İNSANIN
KENDİSİNE VE ÇEVRESİNE KARŞI AHLAKİ SORUMLULUKLARI
2. KÖTÜ VE YERİLEN TUTUM VE DAVRANIŞLAR (BATIL AMELLER) - 5
AYRICA
BAKINIZ: III. B. 2. b. İNANMAYANLAR
(KÂFİRLER) VE ÖZELLİKLERİ
f) Kendini Beğenmişlik (Kibir)
(1) Kavram olarak, Ahlak, İnsanın Kendisine ve Çevresine Karşı Ahlaki Sorumlulukları, Kötü ve Yerilen Tutum ve Davranışlar, Kendini Beğenmişlik ( Kibir)
O sanıyor mu ki, hiç kimse ona asla güç yetiremeyecektir! 90. sure (BELED) 5. ayet (Resmi: 90/İniş: 35/Alfabetik:12)
Şu da bir
gerçek ki Karun, Mûsa kavmindendi. Onlara karşı
şımarıklık / azgınlık yaptı. Ona öyle hazineler vermiştik ki,
anahtarlarını taşımak, kuvvetli bir grubu bile zorluyordu. Kavmi ona şöyle
demişti: "Şımarma, çünkü Allah, şımaranları sevmez."
28. sure (KASAS) 76. ayet (Resmi: 28/İniş:49/ Alfabetik:53)
"Allah'ın sana
verdikleri içinde âhiret yurdunu ara, dünyadan da nasibini unutma. Allah'ın sana güzel davrandığı gibi sen de güzel davran /
Allah'ın sana lütufta bulunduğu gibi sen de lütufta bulun. Yeryüzünde fesat
isteyip durma, çünkü Allah fesat peşinde koşanları sevmez." 28. sure (KASAS) 77. ayet (Resmi: 28/İniş:49/Alfabetik:53)

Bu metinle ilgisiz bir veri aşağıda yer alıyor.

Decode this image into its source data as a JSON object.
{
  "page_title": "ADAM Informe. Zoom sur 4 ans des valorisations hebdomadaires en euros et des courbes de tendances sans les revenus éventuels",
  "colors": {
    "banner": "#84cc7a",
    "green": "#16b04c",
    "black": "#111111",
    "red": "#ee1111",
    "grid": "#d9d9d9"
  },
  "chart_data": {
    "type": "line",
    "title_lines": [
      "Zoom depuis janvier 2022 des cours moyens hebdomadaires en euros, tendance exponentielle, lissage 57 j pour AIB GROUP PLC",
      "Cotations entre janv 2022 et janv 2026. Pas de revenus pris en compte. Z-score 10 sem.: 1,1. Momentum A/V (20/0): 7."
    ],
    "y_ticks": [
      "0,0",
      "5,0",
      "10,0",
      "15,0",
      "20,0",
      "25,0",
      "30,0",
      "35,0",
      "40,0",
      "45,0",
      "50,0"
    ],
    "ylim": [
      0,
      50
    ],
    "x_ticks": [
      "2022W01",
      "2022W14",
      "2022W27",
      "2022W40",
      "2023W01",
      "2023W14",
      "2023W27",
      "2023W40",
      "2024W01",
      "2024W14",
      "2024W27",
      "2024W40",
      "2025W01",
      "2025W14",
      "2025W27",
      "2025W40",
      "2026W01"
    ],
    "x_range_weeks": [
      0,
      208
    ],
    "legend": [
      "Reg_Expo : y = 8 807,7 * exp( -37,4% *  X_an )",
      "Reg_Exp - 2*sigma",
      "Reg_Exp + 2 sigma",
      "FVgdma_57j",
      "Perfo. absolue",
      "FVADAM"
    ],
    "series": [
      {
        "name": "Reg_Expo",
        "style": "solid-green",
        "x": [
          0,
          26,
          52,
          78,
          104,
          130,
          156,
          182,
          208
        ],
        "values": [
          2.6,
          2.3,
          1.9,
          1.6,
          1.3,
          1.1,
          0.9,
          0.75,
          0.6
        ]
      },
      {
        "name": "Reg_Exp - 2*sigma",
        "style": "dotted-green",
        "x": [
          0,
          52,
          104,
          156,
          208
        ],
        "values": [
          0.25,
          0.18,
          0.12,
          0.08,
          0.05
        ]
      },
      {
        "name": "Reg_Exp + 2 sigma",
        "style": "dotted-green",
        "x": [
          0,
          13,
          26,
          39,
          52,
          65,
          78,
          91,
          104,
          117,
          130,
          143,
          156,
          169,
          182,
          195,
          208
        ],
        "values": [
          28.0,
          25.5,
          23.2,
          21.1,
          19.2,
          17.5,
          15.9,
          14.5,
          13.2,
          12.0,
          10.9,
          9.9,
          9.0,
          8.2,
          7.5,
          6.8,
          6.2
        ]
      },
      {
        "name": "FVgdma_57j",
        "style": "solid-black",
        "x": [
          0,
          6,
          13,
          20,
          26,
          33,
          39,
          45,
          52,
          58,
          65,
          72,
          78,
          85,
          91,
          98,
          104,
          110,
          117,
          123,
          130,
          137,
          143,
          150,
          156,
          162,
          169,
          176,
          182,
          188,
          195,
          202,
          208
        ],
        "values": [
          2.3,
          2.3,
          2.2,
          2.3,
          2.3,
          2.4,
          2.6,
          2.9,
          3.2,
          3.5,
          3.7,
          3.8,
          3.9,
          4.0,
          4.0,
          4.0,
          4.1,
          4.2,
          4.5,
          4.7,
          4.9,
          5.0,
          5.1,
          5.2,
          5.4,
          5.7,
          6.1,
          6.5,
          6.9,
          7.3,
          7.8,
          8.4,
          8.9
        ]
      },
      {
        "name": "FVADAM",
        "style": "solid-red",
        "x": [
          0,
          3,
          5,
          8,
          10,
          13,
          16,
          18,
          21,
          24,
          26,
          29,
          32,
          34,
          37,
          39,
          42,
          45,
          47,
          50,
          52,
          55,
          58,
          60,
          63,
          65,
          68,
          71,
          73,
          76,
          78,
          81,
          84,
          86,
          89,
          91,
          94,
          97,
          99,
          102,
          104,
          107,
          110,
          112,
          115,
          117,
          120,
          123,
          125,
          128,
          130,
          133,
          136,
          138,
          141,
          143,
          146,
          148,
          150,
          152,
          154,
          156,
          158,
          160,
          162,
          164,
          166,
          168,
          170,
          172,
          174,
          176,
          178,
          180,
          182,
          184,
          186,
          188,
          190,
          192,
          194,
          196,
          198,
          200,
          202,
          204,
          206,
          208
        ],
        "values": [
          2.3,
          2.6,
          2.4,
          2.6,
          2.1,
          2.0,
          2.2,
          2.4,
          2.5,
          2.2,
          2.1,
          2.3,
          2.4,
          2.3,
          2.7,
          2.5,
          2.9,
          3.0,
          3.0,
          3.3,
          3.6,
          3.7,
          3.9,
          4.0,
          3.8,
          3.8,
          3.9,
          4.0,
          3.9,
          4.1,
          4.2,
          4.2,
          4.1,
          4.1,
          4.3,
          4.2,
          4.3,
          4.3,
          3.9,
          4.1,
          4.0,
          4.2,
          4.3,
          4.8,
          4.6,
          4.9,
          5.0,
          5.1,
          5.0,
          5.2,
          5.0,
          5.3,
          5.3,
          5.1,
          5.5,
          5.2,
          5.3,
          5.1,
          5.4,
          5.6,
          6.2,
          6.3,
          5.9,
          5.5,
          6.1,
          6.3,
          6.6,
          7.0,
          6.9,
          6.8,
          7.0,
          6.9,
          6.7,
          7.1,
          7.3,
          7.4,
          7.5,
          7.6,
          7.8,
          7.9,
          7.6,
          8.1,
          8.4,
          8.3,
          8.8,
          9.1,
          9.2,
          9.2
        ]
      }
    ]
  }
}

Yeryüzünde kasılıp kabararak yürüme! Çünkü sen, yeri asla
yırtamazsın, uzunlukça da dağlara ulaşamazsın. 17. sure (İSRÂ) 37. ayet (Resmi: 17/İniş:50/Alfabetik:46)
"Kibirlenerek insanlardan
yüzünü çevirme, yeryüzünde kasılarak yürüme. Çünkü Allah, kurula kurula kendini övenlerin
hiçbirini sevmez." 31. sure
(LOKMAN) 18. ayet (Resmi: 31/İniş:57/Alfabetik:59)
Allah'a
kulluk edin. O'na hiçbir şeyi ortak koşmayın. Ana-babaya, akrabaya, yetim ve
öksüzlere, çaresizlere, yakın komşuya, uzak komşuya, yanınızdaki arkadaşa,
yolda kalmışa, size bağımlı olanlara iyi ve güzel davranın. Allah, kasılıp böbürlenen
şımarıkları sevmez. 4. sure
(NİSA) 36. ayet (Resmi: 4/İniş:98/Alfabetik:82)
Böyle
yapılmıştır ki, elinizden çıkana üzülüp ümitsizliğe düşmeyesiniz ve Allah'ın size
verdiğiyle sevinip şımarmayasınız. Çünkü Allah, kendini beğenip övünenlerin
hiçbirini sevmez. 57. sure (HADÎD)
23. ayet (Resmi: 57/İniş:112/Alfabetik:33)
Hiç kuşkusuz
Allah, onların sakladıklarını da açığa vurduklarını da biliyor. Hiç kuşkusuz O,
büyüklük taslayanları sevmiyor. 16. sure (NAHL) 23. ayet (Resmi: 16/İniş:70/Alfabetik:75)
Hadi
girin cehennem kapılarından; sürekli kalacaksınız orada. Gerçekten kötü
yermiş kibre sapanların barınağı. 16. sure (NAHL) 29. ayet (Resmi: 16/İniş:70/Alfabetik:75)
(2) Kibirlilik
Yemin olsun
ki, Mûsa'ya Kitap'ı verdik. Ve arkasından da resuller gönderdik. Meryem oğlu İsa'ya
da açık-seçik deliller verdik ve kendisini Ruhulkudüs'le güçlendirdik. Bir resulün size, nefislerinizin hoşlanmadığı bir şey
getirdiği her seferinde büyüklük taslamadınız mı? Bir kısmını
yalanladınız, bir kısmını da öldürüyorsunuz. 2. sure (BAKARA) 87. ayet (Resmi: 2/İniş:92/Alfabetik:11)
Ona,
"Allah'tan kork" dendiğinde, gurur kendisini günaha götürür. Böylesine, cehennem yeter.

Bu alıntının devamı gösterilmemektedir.